BOSTON – Fans of Pinchas Zukerman, take note. For the price of a Boston Symphony Orchestra ticket to next week’s Casual Fridays performance, concertgoers can opt in for a technology-enhanced experience that offers a rare view of the world-reanowned musician as he conducts the BSO.
The subscription series program on Feb. 21, 22 and 25 will feature works by Strauss, Bruckner, Mozart and Haydn.
Zukerman, a two-time Grammy award winner, is widely hailed as a virtuoso violinist. But the 71-year-old Israeli-born musician is also a highly sought-after conductor, traversing the globe’s most prestigious concert halls for some four decades and serving as conductor emeritus with the National Arts Centre Orchestra in Toronto and principal guest conductor of London’s Royal Philharmonic Orchestra. He is currently in his fifth season as artist-in-residence of the Adelaide Symphony Orchestra in Australia.
Conducting “has allowed me other avenues of study, communication, and inspiration in my musical journey,” Zukerman said in an email.
Zukerman is admired as a collaborator, according to Anthony Fogg, the BSO’s artistic administrator and director of Tanglewood.
“For him, conducting is like being part of a large chamber ensemble,” said Fogg.
When he takes up his violin in Mozart’s Violin Concerto No. 3, audience members will be struck by Zukerman’s “rich, full-bodied tone,” Fogg observed. “His right arm is a miracle. His ability to produce seamless legato and infinite gradations of color and dynamics is quite remarkable.”

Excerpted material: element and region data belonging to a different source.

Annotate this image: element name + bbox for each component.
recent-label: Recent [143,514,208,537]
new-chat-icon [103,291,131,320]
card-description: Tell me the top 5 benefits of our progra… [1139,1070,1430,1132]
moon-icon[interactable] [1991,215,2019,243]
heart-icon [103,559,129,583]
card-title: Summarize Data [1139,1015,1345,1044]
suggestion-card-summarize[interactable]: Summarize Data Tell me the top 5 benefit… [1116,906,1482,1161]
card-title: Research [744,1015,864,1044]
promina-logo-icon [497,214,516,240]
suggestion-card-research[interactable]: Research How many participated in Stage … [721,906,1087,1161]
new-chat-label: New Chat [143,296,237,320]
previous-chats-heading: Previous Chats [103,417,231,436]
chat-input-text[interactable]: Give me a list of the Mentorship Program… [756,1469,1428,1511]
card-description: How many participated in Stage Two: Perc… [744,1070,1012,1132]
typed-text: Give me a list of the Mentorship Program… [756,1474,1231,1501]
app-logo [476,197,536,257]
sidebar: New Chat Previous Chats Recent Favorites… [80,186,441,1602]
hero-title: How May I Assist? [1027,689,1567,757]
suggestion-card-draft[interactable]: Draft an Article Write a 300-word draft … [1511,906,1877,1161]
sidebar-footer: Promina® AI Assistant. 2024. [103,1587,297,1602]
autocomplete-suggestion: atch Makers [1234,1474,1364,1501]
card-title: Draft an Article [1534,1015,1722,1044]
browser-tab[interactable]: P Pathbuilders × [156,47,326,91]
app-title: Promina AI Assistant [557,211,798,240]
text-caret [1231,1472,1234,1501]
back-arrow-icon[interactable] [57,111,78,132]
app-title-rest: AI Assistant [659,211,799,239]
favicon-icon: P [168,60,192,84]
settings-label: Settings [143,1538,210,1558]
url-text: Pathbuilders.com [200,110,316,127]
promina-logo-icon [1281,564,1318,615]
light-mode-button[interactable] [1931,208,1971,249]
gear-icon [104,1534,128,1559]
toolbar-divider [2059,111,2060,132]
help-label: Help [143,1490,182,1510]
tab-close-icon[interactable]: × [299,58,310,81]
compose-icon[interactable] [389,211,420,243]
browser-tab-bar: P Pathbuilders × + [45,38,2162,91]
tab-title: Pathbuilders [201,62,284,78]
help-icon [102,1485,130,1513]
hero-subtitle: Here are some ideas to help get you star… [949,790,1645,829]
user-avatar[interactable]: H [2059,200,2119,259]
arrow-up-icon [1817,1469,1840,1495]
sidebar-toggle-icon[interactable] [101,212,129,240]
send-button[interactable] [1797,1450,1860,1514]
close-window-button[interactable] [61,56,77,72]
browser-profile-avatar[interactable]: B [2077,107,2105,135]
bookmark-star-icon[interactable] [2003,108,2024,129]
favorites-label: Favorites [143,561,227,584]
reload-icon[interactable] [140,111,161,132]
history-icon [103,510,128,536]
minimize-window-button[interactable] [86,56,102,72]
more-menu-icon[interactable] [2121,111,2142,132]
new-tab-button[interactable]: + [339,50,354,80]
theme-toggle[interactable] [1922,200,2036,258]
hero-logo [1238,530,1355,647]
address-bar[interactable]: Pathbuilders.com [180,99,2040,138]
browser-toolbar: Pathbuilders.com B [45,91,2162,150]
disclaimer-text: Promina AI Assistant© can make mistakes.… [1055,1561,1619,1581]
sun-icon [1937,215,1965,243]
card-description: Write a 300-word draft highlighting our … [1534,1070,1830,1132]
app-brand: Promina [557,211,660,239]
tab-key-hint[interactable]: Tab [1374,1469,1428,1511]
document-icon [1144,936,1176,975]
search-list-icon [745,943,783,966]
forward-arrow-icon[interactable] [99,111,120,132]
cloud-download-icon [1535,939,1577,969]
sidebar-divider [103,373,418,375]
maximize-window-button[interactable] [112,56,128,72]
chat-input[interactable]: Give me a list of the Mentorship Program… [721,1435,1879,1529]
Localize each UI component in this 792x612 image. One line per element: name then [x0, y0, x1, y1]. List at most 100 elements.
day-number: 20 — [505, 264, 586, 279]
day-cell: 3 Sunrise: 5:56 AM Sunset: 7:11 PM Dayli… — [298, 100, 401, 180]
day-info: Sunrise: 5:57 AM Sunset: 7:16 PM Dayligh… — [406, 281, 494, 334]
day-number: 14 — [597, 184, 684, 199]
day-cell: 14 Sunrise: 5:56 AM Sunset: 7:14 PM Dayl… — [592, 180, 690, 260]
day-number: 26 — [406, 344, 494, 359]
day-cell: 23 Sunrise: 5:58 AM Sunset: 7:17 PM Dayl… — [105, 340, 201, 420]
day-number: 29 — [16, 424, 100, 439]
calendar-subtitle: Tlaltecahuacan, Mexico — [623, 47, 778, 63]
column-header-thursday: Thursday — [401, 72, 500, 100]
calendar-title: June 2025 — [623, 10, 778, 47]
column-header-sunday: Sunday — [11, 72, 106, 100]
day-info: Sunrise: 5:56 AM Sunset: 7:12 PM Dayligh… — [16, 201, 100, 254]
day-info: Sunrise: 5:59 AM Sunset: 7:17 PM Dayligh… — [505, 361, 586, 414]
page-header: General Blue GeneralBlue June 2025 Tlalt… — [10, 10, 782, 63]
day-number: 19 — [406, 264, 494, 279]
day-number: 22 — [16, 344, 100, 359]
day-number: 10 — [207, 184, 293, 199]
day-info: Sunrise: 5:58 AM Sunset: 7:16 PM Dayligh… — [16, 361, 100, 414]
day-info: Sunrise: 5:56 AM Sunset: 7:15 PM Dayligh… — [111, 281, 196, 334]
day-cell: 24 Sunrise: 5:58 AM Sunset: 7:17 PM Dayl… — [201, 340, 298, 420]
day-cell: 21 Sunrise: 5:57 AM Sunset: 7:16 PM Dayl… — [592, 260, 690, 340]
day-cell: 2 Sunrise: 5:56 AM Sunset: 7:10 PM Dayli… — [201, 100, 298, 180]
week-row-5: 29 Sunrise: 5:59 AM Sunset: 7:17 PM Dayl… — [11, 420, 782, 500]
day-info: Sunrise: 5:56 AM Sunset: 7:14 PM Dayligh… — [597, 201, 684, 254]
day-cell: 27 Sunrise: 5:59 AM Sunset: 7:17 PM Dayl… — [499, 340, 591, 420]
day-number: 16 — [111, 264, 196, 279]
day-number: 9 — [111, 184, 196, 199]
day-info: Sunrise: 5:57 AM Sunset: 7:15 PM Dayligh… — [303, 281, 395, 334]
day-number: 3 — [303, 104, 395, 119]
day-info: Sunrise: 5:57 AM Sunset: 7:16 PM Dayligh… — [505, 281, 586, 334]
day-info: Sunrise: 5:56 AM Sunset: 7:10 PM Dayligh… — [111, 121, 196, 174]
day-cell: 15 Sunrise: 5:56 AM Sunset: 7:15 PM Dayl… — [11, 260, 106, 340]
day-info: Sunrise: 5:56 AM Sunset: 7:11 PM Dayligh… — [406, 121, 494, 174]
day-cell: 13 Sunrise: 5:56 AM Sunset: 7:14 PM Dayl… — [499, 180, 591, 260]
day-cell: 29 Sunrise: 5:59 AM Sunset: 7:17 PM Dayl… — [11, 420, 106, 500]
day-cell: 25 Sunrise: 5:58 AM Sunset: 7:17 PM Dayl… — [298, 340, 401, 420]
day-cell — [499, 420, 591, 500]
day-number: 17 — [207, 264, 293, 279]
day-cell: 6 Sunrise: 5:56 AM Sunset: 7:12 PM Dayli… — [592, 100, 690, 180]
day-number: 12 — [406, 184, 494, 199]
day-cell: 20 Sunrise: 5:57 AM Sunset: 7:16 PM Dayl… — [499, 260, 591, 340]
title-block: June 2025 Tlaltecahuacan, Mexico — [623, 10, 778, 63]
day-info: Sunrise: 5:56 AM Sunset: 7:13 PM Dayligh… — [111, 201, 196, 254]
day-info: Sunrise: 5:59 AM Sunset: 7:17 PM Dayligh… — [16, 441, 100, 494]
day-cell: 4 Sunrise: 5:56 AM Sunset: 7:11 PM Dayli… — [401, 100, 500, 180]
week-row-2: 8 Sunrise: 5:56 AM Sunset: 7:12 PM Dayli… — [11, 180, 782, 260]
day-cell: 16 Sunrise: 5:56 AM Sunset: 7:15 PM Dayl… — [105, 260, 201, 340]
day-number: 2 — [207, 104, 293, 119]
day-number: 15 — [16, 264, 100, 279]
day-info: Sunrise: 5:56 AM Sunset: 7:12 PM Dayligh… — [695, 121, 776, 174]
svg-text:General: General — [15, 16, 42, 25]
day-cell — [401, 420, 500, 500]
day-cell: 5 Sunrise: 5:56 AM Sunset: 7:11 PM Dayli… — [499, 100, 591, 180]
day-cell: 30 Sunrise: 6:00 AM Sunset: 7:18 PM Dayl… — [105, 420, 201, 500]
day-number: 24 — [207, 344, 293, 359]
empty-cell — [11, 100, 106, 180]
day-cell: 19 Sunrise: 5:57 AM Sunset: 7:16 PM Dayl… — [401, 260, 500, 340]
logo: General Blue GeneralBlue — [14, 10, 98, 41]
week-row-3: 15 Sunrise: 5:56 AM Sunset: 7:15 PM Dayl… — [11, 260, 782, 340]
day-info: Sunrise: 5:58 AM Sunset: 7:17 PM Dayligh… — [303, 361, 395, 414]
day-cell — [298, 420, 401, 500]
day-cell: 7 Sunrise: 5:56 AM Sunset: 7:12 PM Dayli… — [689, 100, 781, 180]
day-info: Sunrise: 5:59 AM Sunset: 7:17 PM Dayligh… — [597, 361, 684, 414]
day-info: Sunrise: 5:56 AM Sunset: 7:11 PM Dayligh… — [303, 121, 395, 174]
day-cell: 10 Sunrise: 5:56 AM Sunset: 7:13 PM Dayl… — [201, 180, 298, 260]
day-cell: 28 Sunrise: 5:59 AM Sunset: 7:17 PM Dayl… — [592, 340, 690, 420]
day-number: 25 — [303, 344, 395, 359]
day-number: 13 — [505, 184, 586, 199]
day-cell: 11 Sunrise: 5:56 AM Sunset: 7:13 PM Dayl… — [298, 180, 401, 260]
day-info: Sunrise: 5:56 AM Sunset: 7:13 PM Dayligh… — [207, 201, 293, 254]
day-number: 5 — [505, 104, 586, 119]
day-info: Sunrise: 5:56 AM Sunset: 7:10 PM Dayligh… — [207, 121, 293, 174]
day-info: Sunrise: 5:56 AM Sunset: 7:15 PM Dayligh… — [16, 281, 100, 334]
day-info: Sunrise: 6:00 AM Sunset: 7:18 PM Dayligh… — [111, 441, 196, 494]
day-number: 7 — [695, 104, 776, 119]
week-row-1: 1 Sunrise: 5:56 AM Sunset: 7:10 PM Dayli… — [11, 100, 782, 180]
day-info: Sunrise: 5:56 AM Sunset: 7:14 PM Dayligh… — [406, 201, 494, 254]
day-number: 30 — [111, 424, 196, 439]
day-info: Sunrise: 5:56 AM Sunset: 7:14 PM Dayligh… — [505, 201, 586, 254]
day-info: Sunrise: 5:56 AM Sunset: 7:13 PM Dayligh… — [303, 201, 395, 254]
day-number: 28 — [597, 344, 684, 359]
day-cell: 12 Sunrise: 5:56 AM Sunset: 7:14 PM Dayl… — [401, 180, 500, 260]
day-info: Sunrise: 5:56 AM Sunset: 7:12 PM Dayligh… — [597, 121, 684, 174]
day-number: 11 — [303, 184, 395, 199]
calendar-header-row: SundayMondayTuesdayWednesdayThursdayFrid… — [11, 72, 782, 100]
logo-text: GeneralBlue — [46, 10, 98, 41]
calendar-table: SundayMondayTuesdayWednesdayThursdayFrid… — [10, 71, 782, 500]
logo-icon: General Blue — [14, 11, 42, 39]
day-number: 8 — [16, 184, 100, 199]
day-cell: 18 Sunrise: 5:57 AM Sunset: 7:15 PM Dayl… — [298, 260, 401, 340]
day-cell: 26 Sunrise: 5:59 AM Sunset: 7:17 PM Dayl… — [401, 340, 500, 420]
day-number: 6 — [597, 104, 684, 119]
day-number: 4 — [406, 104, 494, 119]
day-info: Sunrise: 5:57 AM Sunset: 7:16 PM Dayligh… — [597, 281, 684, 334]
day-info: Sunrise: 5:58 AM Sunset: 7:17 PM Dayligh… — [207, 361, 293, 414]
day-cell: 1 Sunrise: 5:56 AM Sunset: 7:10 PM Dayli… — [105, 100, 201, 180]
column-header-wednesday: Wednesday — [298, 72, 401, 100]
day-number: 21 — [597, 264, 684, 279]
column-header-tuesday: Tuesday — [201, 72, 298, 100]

At the Feb. 21 performance, the vibe at the stately Symphony Hall will loosen up: dress will be relaxed and there will be free pre- and post- concert receptions. People who buy seats in designated sections of Symphony Hall can use their phones, with the sound turned off, to connect with the BSO’s online tool featuring interactive program notes and other features. A special camera flips the audience perspective with a view of the conductor from the angle of the musicians. And for those who can’t make it to Symphony Hall, the performance will be broadcast live on 99.5, WCRB.
Zukerman has long, close ties with the BSO, with decades of performances at both Symphony Hall and at Tanglewood, the BSO’s summer home in the Berkshires.
“I have had the fortune of performing with the BSO since my debut in Tanglewood in 1969 with Eric Leinsdorf,” said Zukerman. “The string sound of the orchestra has always been something magical and I have enjoyed a wonderful rapport with these incredible musicians.”
In an interview last summer, Zukerman recalled that memorable first solo performance at Tanglewood on July 20, the day of the Apollo 11 moon landing. “I felt like I landed on the moon,” he said.
At Tanglewood last August, Zukerman and cellist Amanda Forsyth, his frequent musical collaborator and wife, dazzled the audience with the exhilarating North American debut of Avner Dorman’s Double Concerto for Violin and Cello and Orchestra, co-commissioned in honor of Zukerman’s 70th birthday by the BSO, Canada’s National Arts Centre Orchestra, and the Adelaide Symphony Orchestra, where it had its world premiere in June.
The vibrant work was conducted by Asher Fisch. In April, Zukerman and Forsyth will perform the work with the Israel Philharmonic.
It was a coincidence that the three collaborators for the Tanglewood performance are Israeli, Zukerman and Forsyth said. But it is a source of pride and a testament to the way classical musicians are nurtured by Israel’s tradition of cultural curiosity, Zukerman said.
“The work proved to be a marvelous showcase for both Pinchas and Amanda, and made great use of the full range of orchestral colors available,” the BSO’s Fogg said.
It may be no coincidence that Zukerman is at the helm for the BSO’s tech-friendly Casual Friday performance. His career may have launched mid 20th century, but count Zukerman as an enthusiast of 21st century technology.
He rattled off with amazement the rapid pace and wide array of advances in the field, from virtual collaborations between musicians to the power of music to improve health and well-being.
Beyond the performance stage, Zukerman is leaving his mark as an educator, teaching for more than 25 years at the Manhattan School of Music and launching educational initiatives. He cherishes the guiding role he plays advancing the studies and careers of young talented musicians. “It’s one of the most exciting things that can happen to any one,” Zukerman said.
He is passing on the legacy of his mentors who recognized something in him. “That is a kind of obligation.”
But the responsibility goes further than working with only the most talented musicians, Zukerman added. He is passionate about sharing music with a broad audience.
“Music is the most powerful element between people.”